This is a very narrow-use class -- all it does is compute an interactive reflectance spectrum which allows the user to move sliders to change the parameters of the calculation such that the computed spectrum visually matches a provided experimental spectrum. I wanted it to be general use, but it's hard to imagine what a general fitting test case is. In any case, one should be able to modify the source code and construct similar functions to fit whatever type of data one desires.
The fitting functions work well, but they expect a very particular file name. The experimental data files should be in a folder titled "fitting_test_cases" and this folder should be situated in the same directory as the python script that is running. Within this folder should be two directories named "s" and "p". Within each of those directories should be a directory named whatever material name that you want to fit. The data files should go in this directory. The data file names should have the format <thickness>_<angle>.csv where <thickness> is the integer value of the material thickness in nm, and <angle> is the integer value of the AOI in degrees.
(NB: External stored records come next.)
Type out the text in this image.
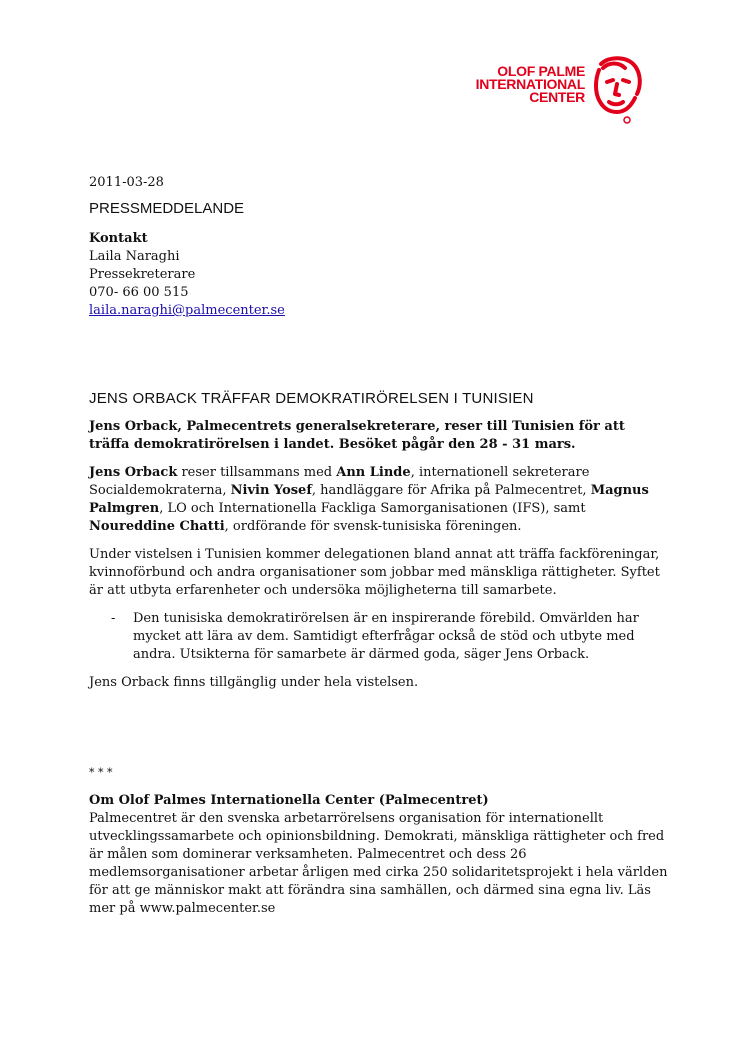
OLOF PALME
INTERNATIONAL
CENTER

2011-03-28

PRESSMEDDELANDE

Kontakt

Laila Naraghi

Pressekreterare

070- 66 00 515

laila.naraghi@palmecenter.se

JENS ORBACK TRÄFFAR DEMOKRATIRÖRELSEN I TUNISIEN

Jens Orback, Palmecentrets generalsekreterare, reser till Tunisien för att träffa demokratirörelsen i landet. Besöket pågår den 28 - 31 mars.

Jens Orback reser tillsammans med Ann Linde, internationell sekreterare Socialdemokraterna, Nivin Yosef, handläggare för Afrika på Palmecentret, Magnus Palmgren, LO och Internationella Fackliga Samorganisationen (IFS), samt Noureddine Chatti, ordförande för svensk-tunisiska föreningen.

Under vistelsen i Tunisien kommer delegationen bland annat att träffa fackföreningar, kvinnoförbund och andra organisationer som jobbar med mänskliga rättigheter. Syftet är att utbyta erfarenheter och undersöka möjligheterna till samarbete.

- Den tunisiska demokratirörelsen är en inspirerande förebild. Omvärlden har mycket att lära av dem. Samtidigt efterfrågar också de stöd och utbyte med andra. Utsikterna för samarbete är därmed goda, säger Jens Orback.

Jens Orback finns tillgänglig under hela vistelsen.

* * *

Om Olof Palmes Internationella Center (Palmecentret)

Palmecentret är den svenska arbetarrörelsens organisation för internationellt utvecklingssamarbete och opinionsbildning. Demokrati, mänskliga rättigheter och fred är målen som dominerar verksamheten. Palmecentret och dess 26 medlemsorganisationer arbetar årligen med cirka 250 solidaritetsprojekt i hela världen för att ge människor makt att förändra sina samhällen, och därmed sina egna liv. Läs mer på www.palmecenter.se
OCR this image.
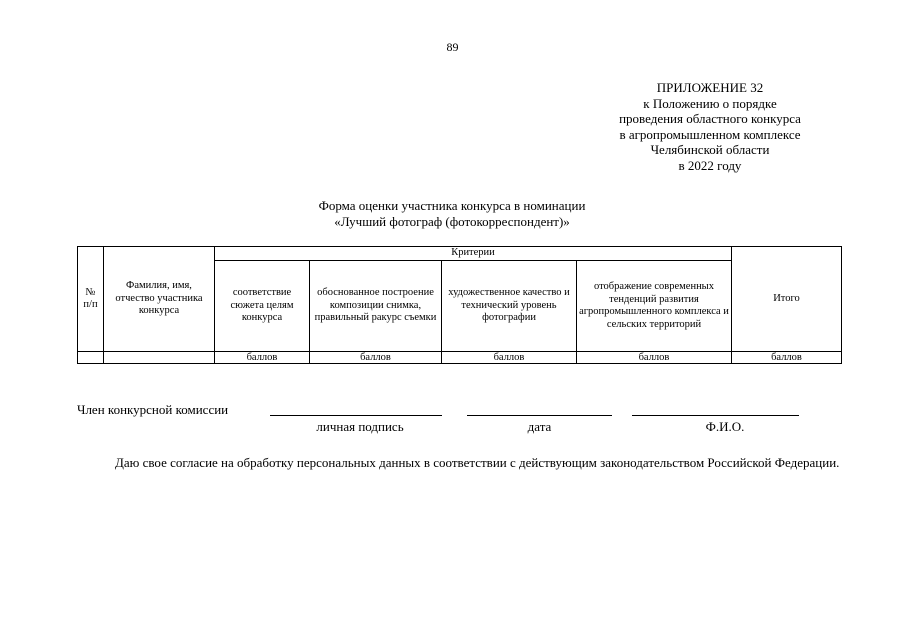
89
ПРИЛОЖЕНИЕ 32
к Положению о порядке
проведения областного конкурса
в агропромышленном комплексе
Челябинской области
в 2022 году
Форма оценки участника конкурса в номинации
«Лучший фотограф (фотокорреспондент)»
№ п/п	Фамилия, имя, отчество участника конкурса	Критерии				Итого
		соответствие сюжета целям конкурса	обоснованное построение композиции снимка, правильный ракурс съемки	художественное качество и технический уровень фотографии	отображение современных тенденций развития агропромышленного комплекса и сельских территорий	
		баллов	баллов	баллов	баллов	баллов
Член конкурсной комиссии
личная подпись	дата	Ф.И.О.
Даю свое согласие на обработку персональных данных в соответствии с действующим законодательством Российской Федерации.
You will also need a file titled au<angle>.csv containing the single beam of your reference spectrum (probably a gold mirror, hence the file name.) The program automatically calculates external reflectivity using the single beams of the angle given, but if you already have calculated the reflectivity, simply prepend the file name with "r". For example: r25_50.csv would indicate a reflectivity spectrum for a 25 nm thick layer of material at an AOI of 50 degrees. If you provide reflectivity data, obviously no reference single beam data is needed.
The program uses the same parameters as the file name to avoid user error. This is less general than simply giving the program a file name and path, but I found I often made errors by not calculating the same system as the system for which the experimental data is provided.